14. Os generais que sucederam a McClellan não tiveram sucesso nas duas tentativas que se seguiram de tomar Richmond. Quando o exército de Lee começava a penetrar na Pensilvânia, no início de julho de 1863, as tropas do general Meade os interceptou, na altura de Gettysburg, travando-se aí a maior batalha de toda a guerra. O uso intenso da artilharia nessa batalha deixou claro como seu emprego poderia ser letal: em apenas três dias, os unionistas perderam 23 mil homens, entre mortos e feridos, contra 28 mil dos confederados. Na sequência, as longa guerra de trincheiras que foi o Cerco de Petersburg, entre junho de 1864 e março de 1865, antecipou o que viria a ser a Primeira Guerra Mundial (1914-1918). Com a derrota, Lee tentou retirar-se para oeste, mas sua capital, Richmond, ficou desprotegida e foi incendiada até que rendeu-se, em 9 de abril de 1865. No dia 14 desse mês, Lincoln foi assassinado; no dia 26 de maio, as últimas tropas confederadas renderam-se.    

15. Os Estados Unidos foram preservados e, ao mesmo tempo, profundamente transformados pela Guerra Civil. A 13ª emenda à Constituição garantiu a liberdade aos negros.

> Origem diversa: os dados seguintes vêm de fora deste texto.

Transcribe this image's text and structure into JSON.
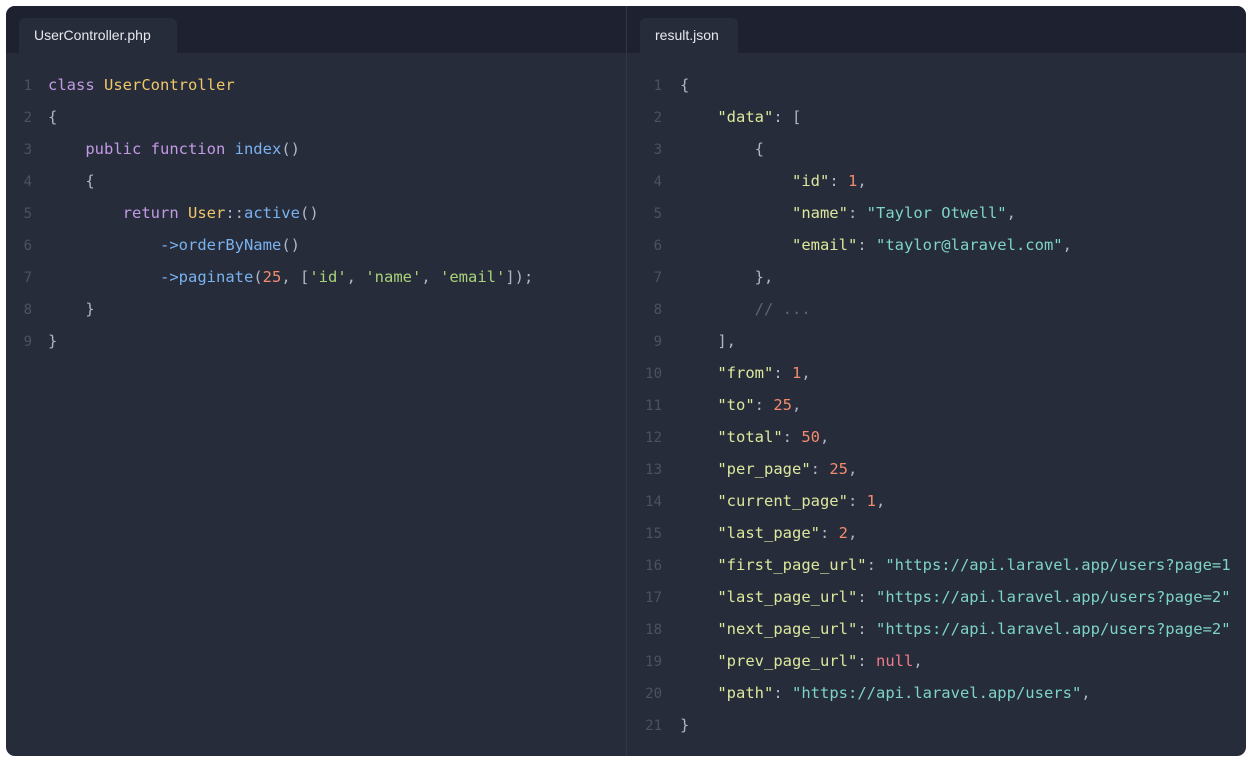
{
  "left_tab": {
    "label": "UserController.php"
  },
  "right_tab": {
    "label": "result.json"
  },
  "php_lines": [
    [
      {
        "t": "class ",
        "c": "kw"
      },
      {
        "t": "UserController",
        "c": "cls"
      }
    ],
    [
      {
        "t": "{",
        "c": "pun"
      }
    ],
    [
      {
        "t": "    public function ",
        "c": "kw"
      },
      {
        "t": "index",
        "c": "fn"
      },
      {
        "t": "()",
        "c": "pun"
      }
    ],
    [
      {
        "t": "    {",
        "c": "pun"
      }
    ],
    [
      {
        "t": "        return ",
        "c": "kw"
      },
      {
        "t": "User",
        "c": "cls"
      },
      {
        "t": "::",
        "c": "pun"
      },
      {
        "t": "active",
        "c": "fn"
      },
      {
        "t": "()",
        "c": "pun"
      }
    ],
    [
      {
        "t": "            ->",
        "c": "fn"
      },
      {
        "t": "orderByName",
        "c": "fn"
      },
      {
        "t": "()",
        "c": "pun"
      }
    ],
    [
      {
        "t": "            ->",
        "c": "fn"
      },
      {
        "t": "paginate",
        "c": "fn"
      },
      {
        "t": "(",
        "c": "pun"
      },
      {
        "t": "25",
        "c": "num"
      },
      {
        "t": ", [",
        "c": "pun"
      },
      {
        "t": "'id'",
        "c": "str"
      },
      {
        "t": ", ",
        "c": "pun"
      },
      {
        "t": "'name'",
        "c": "str"
      },
      {
        "t": ", ",
        "c": "pun"
      },
      {
        "t": "'email'",
        "c": "str"
      },
      {
        "t": "]);",
        "c": "pun"
      }
    ],
    [
      {
        "t": "    }",
        "c": "pun"
      }
    ],
    [
      {
        "t": "}",
        "c": "pun"
      }
    ]
  ],
  "json_lines": [
    [
      {
        "t": "{",
        "c": "pun"
      }
    ],
    [
      {
        "t": "    \"data\"",
        "c": "key"
      },
      {
        "t": ": [",
        "c": "pun"
      }
    ],
    [
      {
        "t": "        {",
        "c": "pun"
      }
    ],
    [
      {
        "t": "            \"id\"",
        "c": "key"
      },
      {
        "t": ": ",
        "c": "pun"
      },
      {
        "t": "1",
        "c": "num"
      },
      {
        "t": ",",
        "c": "pun"
      }
    ],
    [
      {
        "t": "            \"name\"",
        "c": "key"
      },
      {
        "t": ": ",
        "c": "pun"
      },
      {
        "t": "\"Taylor Otwell\"",
        "c": "val"
      },
      {
        "t": ",",
        "c": "pun"
      }
    ],
    [
      {
        "t": "            \"email\"",
        "c": "key"
      },
      {
        "t": ": ",
        "c": "pun"
      },
      {
        "t": "\"taylor@laravel.com\"",
        "c": "val"
      },
      {
        "t": ",",
        "c": "pun"
      }
    ],
    [
      {
        "t": "        },",
        "c": "pun"
      }
    ],
    [
      {
        "t": "        // ...",
        "c": "cmt"
      }
    ],
    [
      {
        "t": "    ],",
        "c": "pun"
      }
    ],
    [
      {
        "t": "    \"from\"",
        "c": "key"
      },
      {
        "t": ": ",
        "c": "pun"
      },
      {
        "t": "1",
        "c": "num"
      },
      {
        "t": ",",
        "c": "pun"
      }
    ],
    [
      {
        "t": "    \"to\"",
        "c": "key"
      },
      {
        "t": ": ",
        "c": "pun"
      },
      {
        "t": "25",
        "c": "num"
      },
      {
        "t": ",",
        "c": "pun"
      }
    ],
    [
      {
        "t": "    \"total\"",
        "c": "key"
      },
      {
        "t": ": ",
        "c": "pun"
      },
      {
        "t": "50",
        "c": "num"
      },
      {
        "t": ",",
        "c": "pun"
      }
    ],
    [
      {
        "t": "    \"per_page\"",
        "c": "key"
      },
      {
        "t": ": ",
        "c": "pun"
      },
      {
        "t": "25",
        "c": "num"
      },
      {
        "t": ",",
        "c": "pun"
      }
    ],
    [
      {
        "t": "    \"current_page\"",
        "c": "key"
      },
      {
        "t": ": ",
        "c": "pun"
      },
      {
        "t": "1",
        "c": "num"
      },
      {
        "t": ",",
        "c": "pun"
      }
    ],
    [
      {
        "t": "    \"last_page\"",
        "c": "key"
      },
      {
        "t": ": ",
        "c": "pun"
      },
      {
        "t": "2",
        "c": "num"
      },
      {
        "t": ",",
        "c": "pun"
      }
    ],
    [
      {
        "t": "    \"first_page_url\"",
        "c": "key"
      },
      {
        "t": ": ",
        "c": "pun"
      },
      {
        "t": "\"https://api.laravel.app/users?page=1",
        "c": "val"
      }
    ],
    [
      {
        "t": "    \"last_page_url\"",
        "c": "key"
      },
      {
        "t": ": ",
        "c": "pun"
      },
      {
        "t": "\"https://api.laravel.app/users?page=2\"",
        "c": "val"
      }
    ],
    [
      {
        "t": "    \"next_page_url\"",
        "c": "key"
      },
      {
        "t": ": ",
        "c": "pun"
      },
      {
        "t": "\"https://api.laravel.app/users?page=2\"",
        "c": "val"
      }
    ],
    [
      {
        "t": "    \"prev_page_url\"",
        "c": "key"
      },
      {
        "t": ": ",
        "c": "pun"
      },
      {
        "t": "null",
        "c": "nul"
      },
      {
        "t": ",",
        "c": "pun"
      }
    ],
    [
      {
        "t": "    \"path\"",
        "c": "key"
      },
      {
        "t": ": ",
        "c": "pun"
      },
      {
        "t": "\"https://api.laravel.app/users\"",
        "c": "val"
      },
      {
        "t": ",",
        "c": "pun"
      }
    ],
    [
      {
        "t": "}",
        "c": "pun"
      }
    ]
  ]
}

Ainda que ainda fossem uma potência periférica, relativamente isolada e com reduzido peso nos acontecimentos mundiais, os Estados Unidos mal saíram da grande Guerra Civil e já davam mostras de aspirar à condição de grande potência. Em 1867, compraram o Alasca do czar russo e exigiram a saída das tropas francesas do México. Assim, os estadunidenses deixavam claro que a Doutrina Monroe, de 1823, deveria ser encarada com muita seriedade pelas potências europeias.

Bibliografia consultada: MARTIN, André. Guerra de Secessão. In: MAGNOLI, Demétrio (org.). História das Guerras. 3. ed. São Paulo: Contexto, 2006, p. 219-251.